Foreign Language Press Service

Idleness of Greek Women

Saloniki-Greek Press, Oct. 2, 1930

p. 3.- What characteristic do the Greek women in America have that makes them inferior to European and American women? The answer is: Idleness!

Anyone who makes a study of the women in America will see that the Greek women make up for what the American ones lack in idleness.

They hate to work and do nothing but take life easy all day and every day. They have the excuse that as girls they were not allowed to work as the American girls must do. The Greek women prefer the life of Turkish women, sheltered in a harem, that is, they want to live the "life of Reilly", taking everything and giving nothing. They want good clothes, a beautiful home, a full community life and plenty of money. A Greek woman once said, "If I haven't fifty dollars in my pocketbook, I don't leave the house." What would she do if she didn't have fifty dollars, we would like to know?

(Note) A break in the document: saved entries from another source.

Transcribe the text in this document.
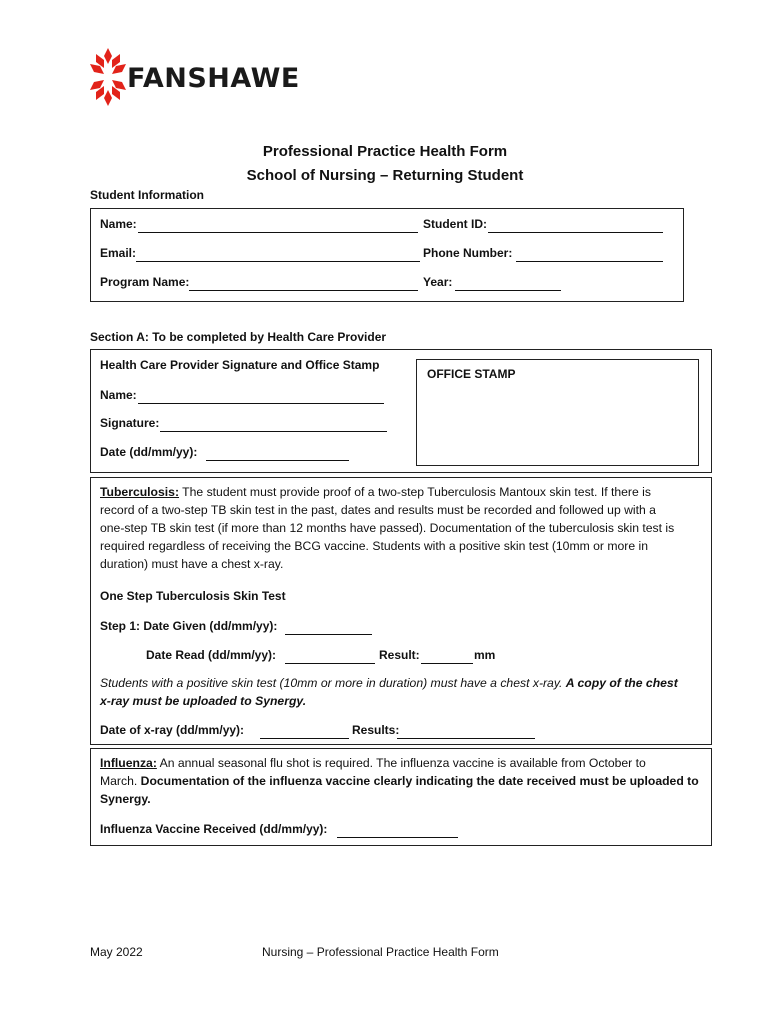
FANSHAWE
Professional Practice Health Form
School of Nursing – Returning Student
Student Information
Name:	Student ID:
Email:	Phone Number:
Program Name:	Year:
Section A: To be completed by Health Care Provider
Health Care Provider Signature and Office Stamp
OFFICE STAMP
Name:
Signature:
Date (dd/mm/yy):
Tuberculosis: The student must provide proof of a two-step Tuberculosis Mantoux skin test. If there is
record of a two-step TB skin test in the past, dates and results must be recorded and followed up with a
one-step TB skin test (if more than 12 months have passed). Documentation of the tuberculosis skin test is
required regardless of receiving the BCG vaccine. Students with a positive skin test (10mm or more in
duration) must have a chest x-ray.
One Step Tuberculosis Skin Test
Step 1: Date Given (dd/mm/yy):
Date Read (dd/mm/yy):	Result:	mm
Students with a positive skin test (10mm or more in duration) must have a chest x-ray. A copy of the chest
x-ray must be uploaded to Synergy.
Date of x-ray (dd/mm/yy):	Results:
Influenza: An annual seasonal flu shot is required. The influenza vaccine is available from October to
March. Documentation of the influenza vaccine clearly indicating the date received must be uploaded to
Synergy.
Influenza Vaccine Received (dd/mm/yy):
May 2022	Nursing – Professional Practice Health Form
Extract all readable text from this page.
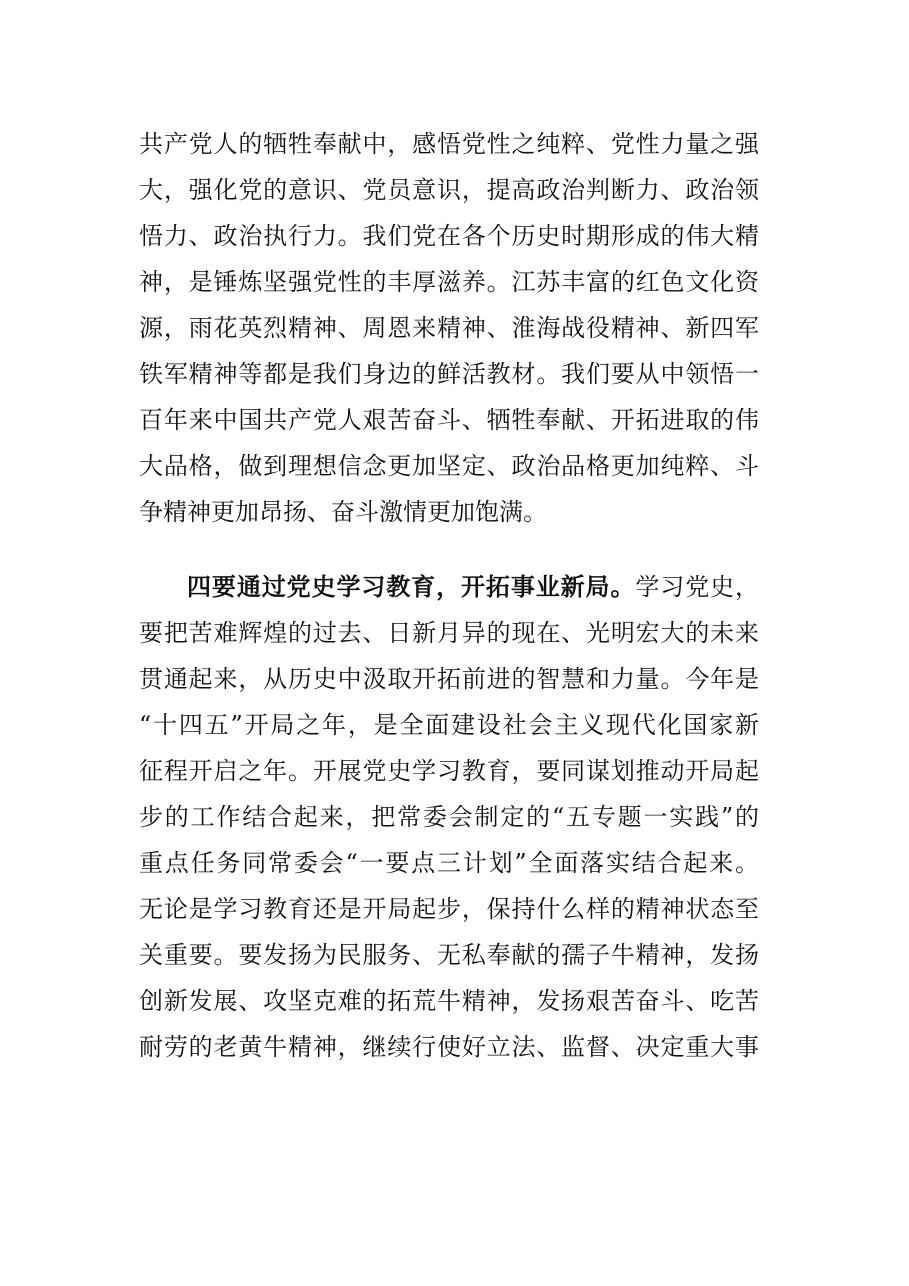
共产党人的牺牲奉献中，感悟党性之纯粹、党性力量之强
大，强化党的意识、党员意识，提高政治判断力、政治领
悟力、政治执行力。我们党在各个历史时期形成的伟大精
神，是锤炼坚强党性的丰厚滋养。江苏丰富的红色文化资
源，雨花英烈精神、周恩来精神、淮海战役精神、新四军
铁军精神等都是我们身边的鲜活教材。我们要从中领悟一
百年来中国共产党人艰苦奋斗、牺牲奉献、开拓进取的伟
大品格，做到理想信念更加坚定、政治品格更加纯粹、斗
争精神更加昂扬、奋斗激情更加饱满。
四要通过党史学习教育，开拓事业新局。学习党史，
要把苦难辉煌的过去、日新月异的现在、光明宏大的未来
贯通起来，从历史中汲取开拓前进的智慧和力量。今年是
“十四五”开局之年，是全面建设社会主义现代化国家新
征程开启之年。开展党史学习教育，要同谋划推动开局起
步的工作结合起来，把常委会制定的“五专题一实践”的
重点任务同常委会“一要点三计划”全面落实结合起来。
无论是学习教育还是开局起步，保持什么样的精神状态至
关重要。要发扬为民服务、无私奉献的孺子牛精神，发扬
创新发展、攻坚克难的拓荒牛精神，发扬艰苦奋斗、吃苦
耐劳的老黄牛精神，继续行使好立法、监督、决定重大事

This Greek woman would rather own one dress, live very plainly, and let life and love go by rather than budge a little and try to better her economic condition. She has an idea in her little head that if her neighbors think 2she washes her own clothes, they will drop her from their calling list. This woman has yet to learn that work makes one feel glad to be alive and useful.

Another woman I know refused to do even housework during the entire depression. Her excuse was that she always had a maid at her mother's home. It would tire her to wash. She didn't like to iron. The cleaning of the house was too much for her. Her two sons made her nervous and irritable, she needed a nurse for them. She insisted that a woman isn't strong enough for all that. Of what use was she then? She wasn't even an ornament in her home--just because she let idleness get the best of her. This idleness makes them become slow in their movements. It takes them an hour to wash the supper dishes and more than that to comb their hair and fix themselves up in general.

Women, unless they are ill, should work continually. There is an old proverb that says, "The good housekeeper is both slave and queen in her home" She works without complaint and enjoys the fruits of her labor. She budgets her expenses, keeps a clean home, raises her children, and, when necessary, goes out into the world to help.